Windows Firewall is oblivious to malicious outbound traffic. Yes, one can spend a lot of time setting up WF rules, but quite a few malware now have scripts embedded in them to allow the connection to Command or just disable WF (and no firewall will prevent hijacking- it will just be aware of and stop the connection from that hijacked process).

 

[AtlBo]

Revisiting this after a week. I feel Fort Knox is good enough to run in the place of the Comodo firewall element of CF. I can't explain exactly why I like it, except that it seems like a bargain to me for a program that was recently updated with clean up to date digital signatures and might be entering into a period of active development. It's only $23 for a key for 5 PCs, and I like where the program is already.

What I like
1. May seem like a simple stupid thing, but I like the WhoIs feature where the data is actually imported into the program. Miles better than having to open a web page or TCPView every time to see who is connection.
2. Web connections page-another small thing, but this presentation is clean and clear. Most importantly, the connections are organized in a sensible way...apps at the top and everything else at the bottom
3. Don't think it requires Windows Firewall to be on. Maybe this is not really a plus honestly, but I tried, and it can be turned on too
4. Password protectable settings
5. The log is clean and sensible and easy to read
6. The Options seem fairly good. Maybe they are underdeveloped at this point, but what if FK takes off and you have 5 lifetime keys LOL?
7. Not sure why but I feel like this application adds an extra sense of security to the system
8. Netgate is German and I feel good about Germany and German things in general

What I do not like
1. Absence of IPv6 monitoring (hopefully it will be added)
2. This is the big one for me. No support of IP ranges with rules creation. Really going to be hoping for this one.

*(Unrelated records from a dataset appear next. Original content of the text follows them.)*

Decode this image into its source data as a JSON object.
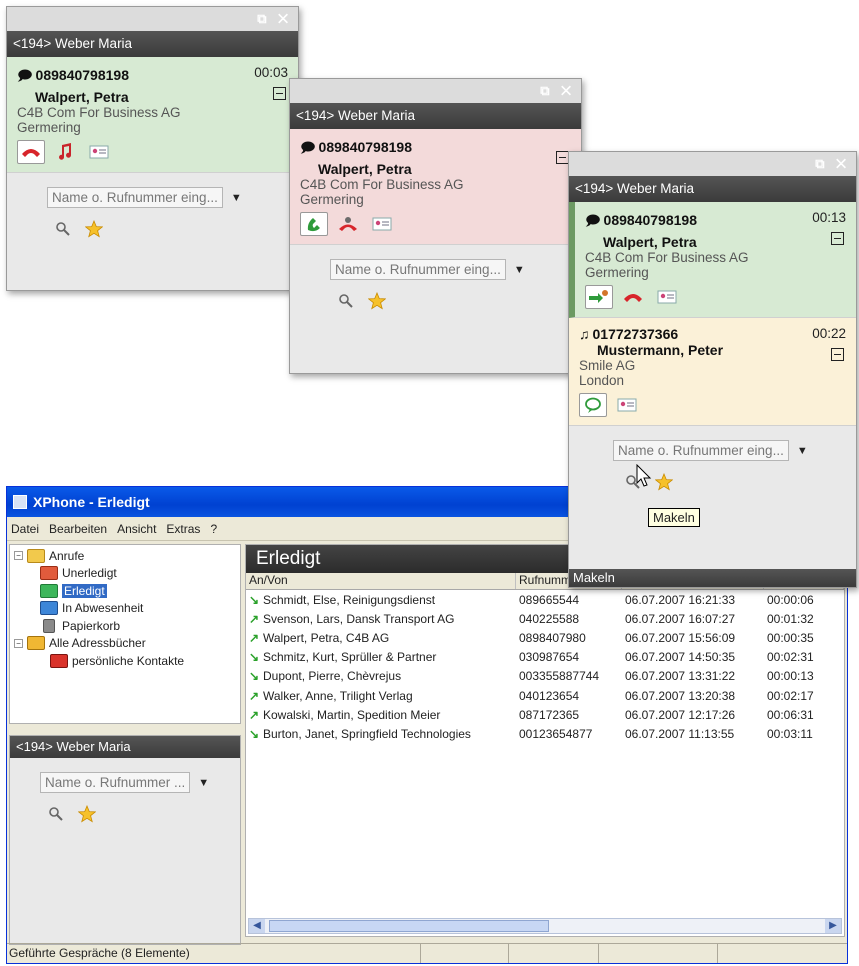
{
  "extension_name": "<194> Weber Maria",
  "window_controls": "⧉ ✕",
  "search": {
    "placeholder": "Name o. Rufnummer eing...",
    "placeholder_short": "Name o. Rufnummer ..."
  },
  "popup1": {
    "call": {
      "number": "089840798198",
      "time": "00:03",
      "name": "Walpert, Petra",
      "company": "C4B Com For Business AG",
      "city": "Germering"
    }
  },
  "popup2": {
    "call": {
      "number": "089840798198",
      "name": "Walpert, Petra",
      "company": "C4B Com For Business AG",
      "city": "Germering"
    }
  },
  "popup3": {
    "call1": {
      "number": "089840798198",
      "time": "00:13",
      "name": "Walpert, Petra",
      "company": "C4B Com For Business AG",
      "city": "Germering"
    },
    "call2": {
      "number": "01772737366",
      "time": "00:22",
      "name": "Mustermann, Peter",
      "company": "Smile AG",
      "city": "London"
    },
    "tooltip": "Makeln",
    "status": "Makeln"
  },
  "main": {
    "title": "XPhone - Erledigt",
    "menu": [
      "Datei",
      "Bearbeiten",
      "Ansicht",
      "Extras",
      "?"
    ],
    "tree": [
      {
        "label": "Anrufe",
        "level": 0,
        "expander": "−"
      },
      {
        "label": "Unerledigt",
        "level": 1
      },
      {
        "label": "Erledigt",
        "level": 1,
        "selected": true
      },
      {
        "label": "In Abwesenheit",
        "level": 1
      },
      {
        "label": "Papierkorb",
        "level": 1
      },
      {
        "label": "Alle Adressbücher",
        "level": 0,
        "expander": "−"
      },
      {
        "label": "persönliche Kontakte",
        "level": 1
      }
    ],
    "list_header": "Erledigt",
    "columns": [
      "An/Von",
      "Rufnummer",
      "",
      ""
    ],
    "rows": [
      {
        "dir": "in",
        "contact": "Schmidt, Else, Reinigungsdienst",
        "number": "089665544",
        "date": "06.07.2007 16:21:33",
        "duration": "00:00:06"
      },
      {
        "dir": "out",
        "contact": "Svenson, Lars, Dansk Transport AG",
        "number": "040225588",
        "date": "06.07.2007 16:07:27",
        "duration": "00:01:32"
      },
      {
        "dir": "out",
        "contact": "Walpert, Petra, C4B AG",
        "number": "0898407980",
        "date": "06.07.2007 15:56:09",
        "duration": "00:00:35"
      },
      {
        "dir": "in",
        "contact": "Schmitz, Kurt, Sprüller & Partner",
        "number": "030987654",
        "date": "06.07.2007 14:50:35",
        "duration": "00:02:31"
      },
      {
        "dir": "in",
        "contact": "Dupont, Pierre, Chèvrejus",
        "number": "003355887744",
        "date": "06.07.2007 13:31:22",
        "duration": "00:00:13"
      },
      {
        "dir": "out",
        "contact": "Walker, Anne, Trilight Verlag",
        "number": "040123654",
        "date": "06.07.2007 13:20:38",
        "duration": "00:02:17"
      },
      {
        "dir": "out",
        "contact": "Kowalski, Martin, Spedition Meier",
        "number": "087172365",
        "date": "06.07.2007 12:17:26",
        "duration": "00:06:31"
      },
      {
        "dir": "in",
        "contact": "Burton, Janet, Springfield Technologies",
        "number": "00123654877",
        "date": "06.07.2007 11:13:55",
        "duration": "00:03:11"
      }
    ],
    "status_text": "Geführte Gespräche (8 Elemente)"
  },
  "colors": {
    "active_call": "#d7ead3",
    "ringing_call": "#f3dada",
    "held_call": "#fbf1d8",
    "accent": "#316ac5"
  }
}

If anyone has the spare change, and you are looking for a firewall application to fill out your setup, I think I would recommend taking a look at Fort Knox. Maybe it seems like a risk, but it's also 5 lifetime keys for a program that presents itself well and seems well written. Also, it seems to do the job. I haven't run into a situation yet where I would like to block a range of IPs, so...

 

[TairikuOkami]

2. This is the big one for me. No support of IP ranges with rules creation. Really going to be hoping for this one.

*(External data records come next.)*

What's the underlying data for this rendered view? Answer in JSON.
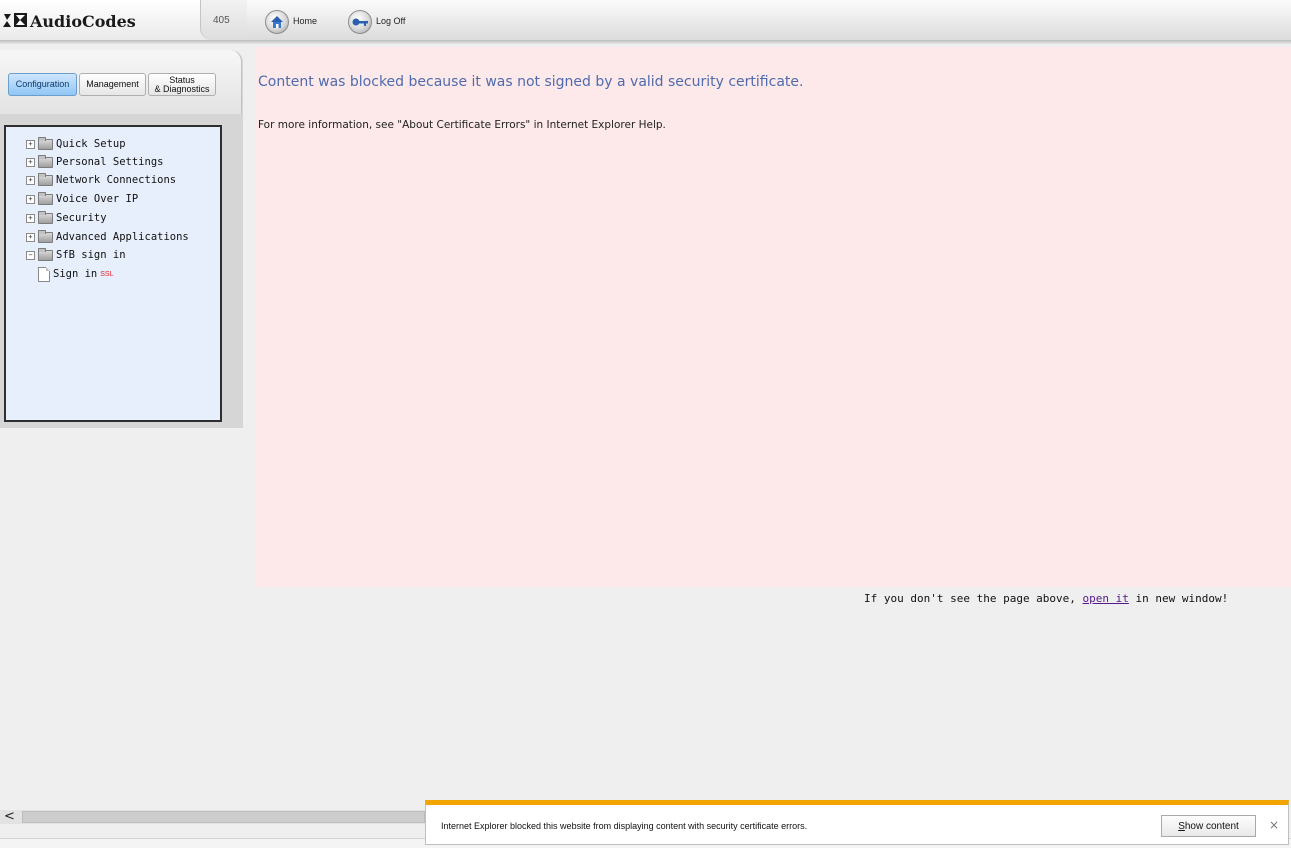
{
  "header": {
    "logo_text": "AudioCodes",
    "unit_number": "405",
    "home_label": "Home",
    "logoff_label": "Log Off"
  },
  "tabs": [
    {
      "label": "Configuration",
      "active": true
    },
    {
      "label": "Management",
      "active": false
    },
    {
      "label": "Status\n& Diagnostics",
      "active": false
    }
  ],
  "tree": {
    "items": [
      {
        "label": "Quick Setup",
        "expander": "+"
      },
      {
        "label": "Personal Settings",
        "expander": "+"
      },
      {
        "label": "Network Connections",
        "expander": "+"
      },
      {
        "label": "Voice Over IP",
        "expander": "+"
      },
      {
        "label": "Security",
        "expander": "+"
      },
      {
        "label": "Advanced Applications",
        "expander": "+"
      },
      {
        "label": "SfB sign in",
        "expander": "−"
      }
    ],
    "child": {
      "label": "Sign in",
      "badge": "SSL"
    }
  },
  "blocked": {
    "heading": "Content was blocked because it was not signed by a valid security certificate.",
    "info": "For more information, see \"About Certificate Errors\" in Internet Explorer Help."
  },
  "fallback": {
    "before": "If you don't see the page above, ",
    "link": "open it",
    "after": " in new window!"
  },
  "scrollbar": {
    "left_arrow": "<"
  },
  "notification": {
    "message": "Internet Explorer blocked this website from displaying content with security certificate errors.",
    "button_label": "Show content",
    "close_glyph": "×"
  },
  "colors": {
    "blocked_background": "#fde9ea",
    "heading_blue": "#4f6bad",
    "notification_accent": "#f2a500",
    "active_tab": "#8fc6f5",
    "link_visited": "#551a8b"
  }
}
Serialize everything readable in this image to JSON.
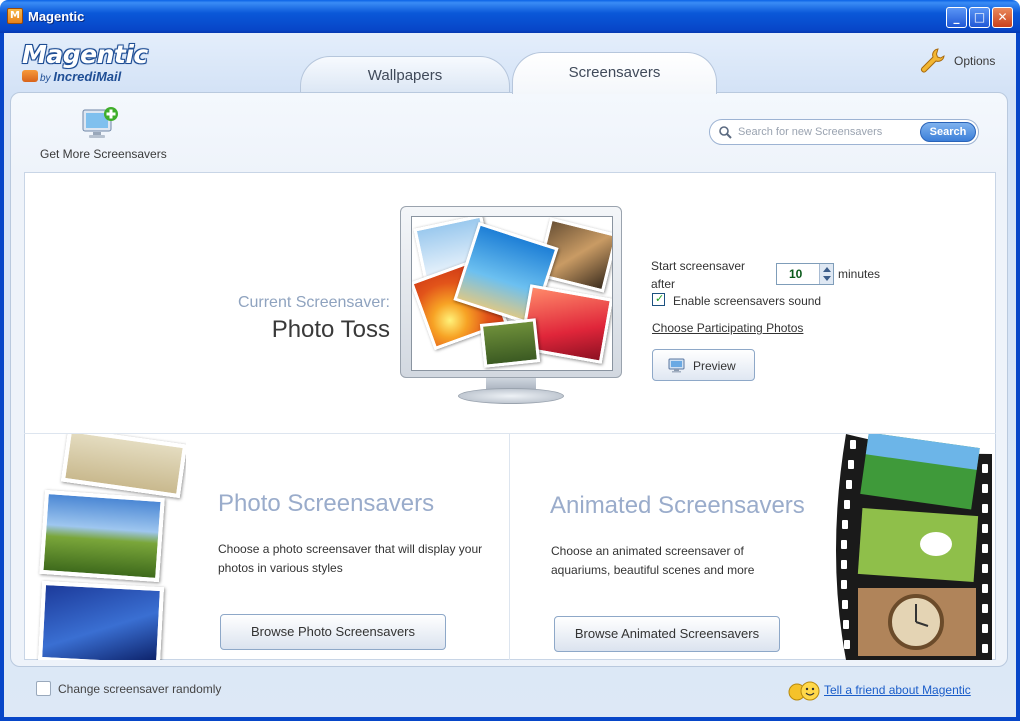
{
  "window": {
    "title": "Magentic",
    "app_icon_letter": "M",
    "controls": {
      "minimize": "_",
      "maximize": "□",
      "close": "✕"
    }
  },
  "header": {
    "logo_brand": "Magentic",
    "logo_by": "by",
    "logo_company": "IncrediMail",
    "tabs": [
      {
        "label": "Wallpapers",
        "active": false
      },
      {
        "label": "Screensavers",
        "active": true
      }
    ],
    "options_label": "Options"
  },
  "toolbar": {
    "get_more_label": "Get More Screensavers",
    "search": {
      "placeholder": "Search for new Screensavers",
      "button_label": "Search"
    }
  },
  "current": {
    "label": "Current Screensaver:",
    "name": "Photo Toss",
    "start_label": "Start screensaver after",
    "minutes_value": "10",
    "minutes_label": "minutes",
    "sound_enabled": true,
    "sound_label": "Enable screensavers sound",
    "choose_photos_link": "Choose Participating Photos",
    "preview_label": "Preview"
  },
  "sections": {
    "photo": {
      "title": "Photo Screensavers",
      "description": "Choose a photo screensaver that will display your photos in various styles",
      "button_label": "Browse Photo Screensavers"
    },
    "animated": {
      "title": "Animated Screensavers",
      "description": "Choose an animated screensaver of aquariums, beautiful scenes and more",
      "button_label": "Browse Animated Screensavers"
    }
  },
  "footer": {
    "random_label": "Change screensaver randomly",
    "random_checked": false,
    "tell_friend_link": "Tell a friend about Magentic"
  },
  "colors": {
    "title_bar": "#0746c8",
    "accent_link": "#1a5dc9",
    "section_title": "#9aaccb",
    "current_label": "#8fa3bf"
  }
}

I wrote them about it and they replied, that they do not plan to add it. Pity, it would make a perfect firewall then, unlike the unprotected Windows Firewall.

I haven't run into a situation yet where I would like to block a range of IPs, so...

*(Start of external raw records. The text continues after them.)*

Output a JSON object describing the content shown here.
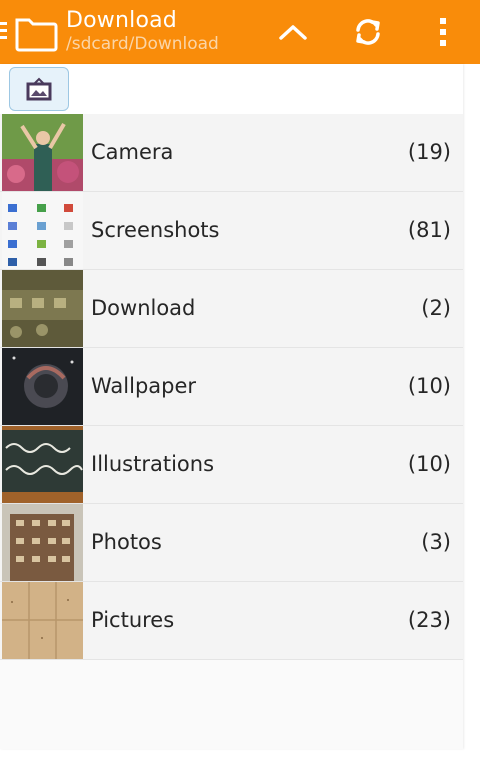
{
  "header": {
    "title": "Download",
    "path": "/sdcard/Download",
    "icons": [
      "menu-icon",
      "folder-icon",
      "chevron-up-icon",
      "sync-icon",
      "overflow-menu-icon"
    ],
    "color": "#f98c0a"
  },
  "toolbar": {
    "view_toggle_icon": "picture-frame-icon"
  },
  "albums": [
    {
      "label": "Camera",
      "count": "(19)"
    },
    {
      "label": "Screenshots",
      "count": "(81)"
    },
    {
      "label": "Download",
      "count": "(2)"
    },
    {
      "label": "Wallpaper",
      "count": "(10)"
    },
    {
      "label": "Illustrations",
      "count": "(10)"
    },
    {
      "label": "Photos",
      "count": "(3)"
    },
    {
      "label": "Pictures",
      "count": "(23)"
    }
  ]
}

That depends, how strict are your rules. Since I do not use HIPS or a similar protection, a malware could hijack any process allowed in the firewall.
So I have limited their access as much as possible, like my email client only to my email domain, browser sync to its domain, time sync to NTP, etc.

Windows Firewall is oblivious to malicious outbound traffic. Yes, one can spend a lot of time setting up WF rules, but quite a few malware now have scripts embedded in them to allow the connection to Command or just disable WF

Indeed, that is why disabling scripting is the first line of defense (similar to noscript), also to prevent UAC bypass. I have disabled WSH/WMI, removed powershell.

 

[AtlBo]

I wrote them about it and they replied, that they do not plan to add it. Pity, it would make a perfect firewall then, unlike the unprotected Windows Firewall.

@TairikuOkami. Thx. Do you happen to know if the Windows firewall will still filter if I turn it on with a firewall like Fort Knox running? Maybe I could set some ranges that way. You have given me an idea about Windows firewall. Maybe NVT devs would consider adding a rule about turning off Windows firewall. That would be interesting. I also have a question about whether hosts are enforced even if the Windows firewall is off. If not, maybe that could be a reason for some to like to have it on idk.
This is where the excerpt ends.